Of course, this ray of hope was embedded within the usual Roubini outlook:
Dr. Doom had already foreseen a long and protracted U-shaped recession for the world economy when the prevailing view was of a short and shallow V-shaped recession for the US. Roubini yesterday made it clear that his estimate for the length of the recession in the U.S. is moving from 24 to 36 months, with an unemployment rate in the U.S. that is heading towards 10%. Its “U” in the meantime is worsening day by day.
“If the Obama Administration and the rest of the world will not intervene in drastic manner, with anti-crisis fiscal and other policies even stronger than those announced, the” U “is likely to turn into a” L “, i.e into a near-depression.”
The forecasts by Roubini about the global economy are bleak. “Do you remember the saying that when the U.S. sneezes, the world catches a cold.
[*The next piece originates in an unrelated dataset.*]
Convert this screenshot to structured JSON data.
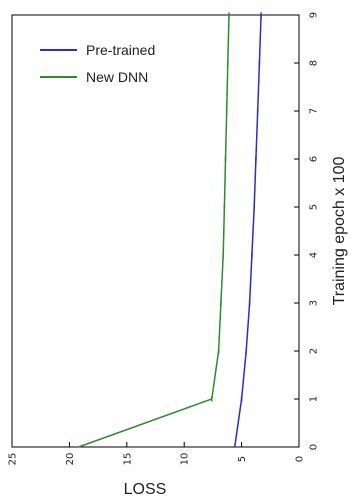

Well now the United States have a severe chronic case of pneumonia.”
[E]xcesses of leverage also existed in many countries outside the US: the “too much” leverage (excessive borrowing of households to purchase homes and/or auto loans, student loans, and broader consumer credit) was prevalent also in the UK, Spain, Ireland, Iceland, some Baltic states, Emerging, Europe, Dubai, etc. According to Roubini, if the growth in China slows from 10% to 5% as likely this year that is a “hard landing” for China.
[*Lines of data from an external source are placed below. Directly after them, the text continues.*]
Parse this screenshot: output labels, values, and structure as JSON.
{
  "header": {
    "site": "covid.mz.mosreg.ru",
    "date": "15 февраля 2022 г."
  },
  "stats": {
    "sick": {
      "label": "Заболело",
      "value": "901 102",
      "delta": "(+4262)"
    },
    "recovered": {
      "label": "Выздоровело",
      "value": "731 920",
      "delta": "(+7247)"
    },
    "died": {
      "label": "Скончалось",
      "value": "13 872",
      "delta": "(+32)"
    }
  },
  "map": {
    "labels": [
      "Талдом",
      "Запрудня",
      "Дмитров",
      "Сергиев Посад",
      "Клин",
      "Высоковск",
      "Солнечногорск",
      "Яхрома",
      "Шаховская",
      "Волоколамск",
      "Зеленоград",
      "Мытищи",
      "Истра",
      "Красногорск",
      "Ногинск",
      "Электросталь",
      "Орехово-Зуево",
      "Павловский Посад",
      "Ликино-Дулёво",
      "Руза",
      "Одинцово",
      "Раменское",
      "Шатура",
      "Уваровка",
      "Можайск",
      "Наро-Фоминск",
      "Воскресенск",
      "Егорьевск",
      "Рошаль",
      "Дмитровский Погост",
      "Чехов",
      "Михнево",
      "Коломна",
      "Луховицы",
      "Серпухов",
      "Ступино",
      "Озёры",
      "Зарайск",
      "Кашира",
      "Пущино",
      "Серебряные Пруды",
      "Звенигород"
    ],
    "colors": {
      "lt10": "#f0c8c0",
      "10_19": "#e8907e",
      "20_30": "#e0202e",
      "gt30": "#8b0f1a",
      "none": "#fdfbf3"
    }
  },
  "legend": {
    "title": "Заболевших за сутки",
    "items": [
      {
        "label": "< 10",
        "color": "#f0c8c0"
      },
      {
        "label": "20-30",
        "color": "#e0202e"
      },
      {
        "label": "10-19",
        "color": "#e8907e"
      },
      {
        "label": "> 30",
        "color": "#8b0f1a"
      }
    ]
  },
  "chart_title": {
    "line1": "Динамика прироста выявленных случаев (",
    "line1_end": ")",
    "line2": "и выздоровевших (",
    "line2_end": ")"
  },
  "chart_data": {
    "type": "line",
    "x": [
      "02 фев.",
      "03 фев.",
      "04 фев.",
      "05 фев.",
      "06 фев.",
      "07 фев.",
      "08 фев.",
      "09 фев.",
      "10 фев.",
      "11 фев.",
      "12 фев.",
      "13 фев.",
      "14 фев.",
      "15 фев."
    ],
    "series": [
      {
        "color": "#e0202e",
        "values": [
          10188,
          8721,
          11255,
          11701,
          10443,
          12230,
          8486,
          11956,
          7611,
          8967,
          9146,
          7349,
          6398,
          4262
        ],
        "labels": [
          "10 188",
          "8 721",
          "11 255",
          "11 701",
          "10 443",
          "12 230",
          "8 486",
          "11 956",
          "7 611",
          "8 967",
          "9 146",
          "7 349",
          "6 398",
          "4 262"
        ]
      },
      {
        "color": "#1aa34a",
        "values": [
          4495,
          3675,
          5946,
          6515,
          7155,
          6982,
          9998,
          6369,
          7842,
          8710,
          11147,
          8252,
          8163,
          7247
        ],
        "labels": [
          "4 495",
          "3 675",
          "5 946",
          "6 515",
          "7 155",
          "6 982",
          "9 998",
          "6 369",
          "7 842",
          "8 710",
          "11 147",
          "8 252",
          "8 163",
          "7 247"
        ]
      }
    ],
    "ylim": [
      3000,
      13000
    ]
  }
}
On a positive note, we shouldn’t be worrying about inflation:
“If a patient comes into the emergency room and is in a coma fighting to survive, I simply don’t believe that doctors in such a situation should be concerned about the diet of the patient and tell him to first exercise, go on a diet and lose weight if he is overweight, or first to convince him to stop smoking: first of all you need to do something immediate to prevent the patient from dying.”
Well, a recession that threatens to turn into a depression that is like a near death experience for the global economy: and that is why Dr. Doom… urges governments and central banks to focus on the risk of deflation. Prices will fall because firms have an over-supply of unsold good that they will try to dispose of by reducing prices. Roubini also argues that commodities prices, despite recent decreases (even by 60% for oil), may drop further, fueling the deflationary pressures. He sees “more downside risk” for oil and gold prices. As demand and consumption falls below production, prices fall and firms cut back production and employment leading to another round of falling demand; this is the vicious circle that governments need to prevent.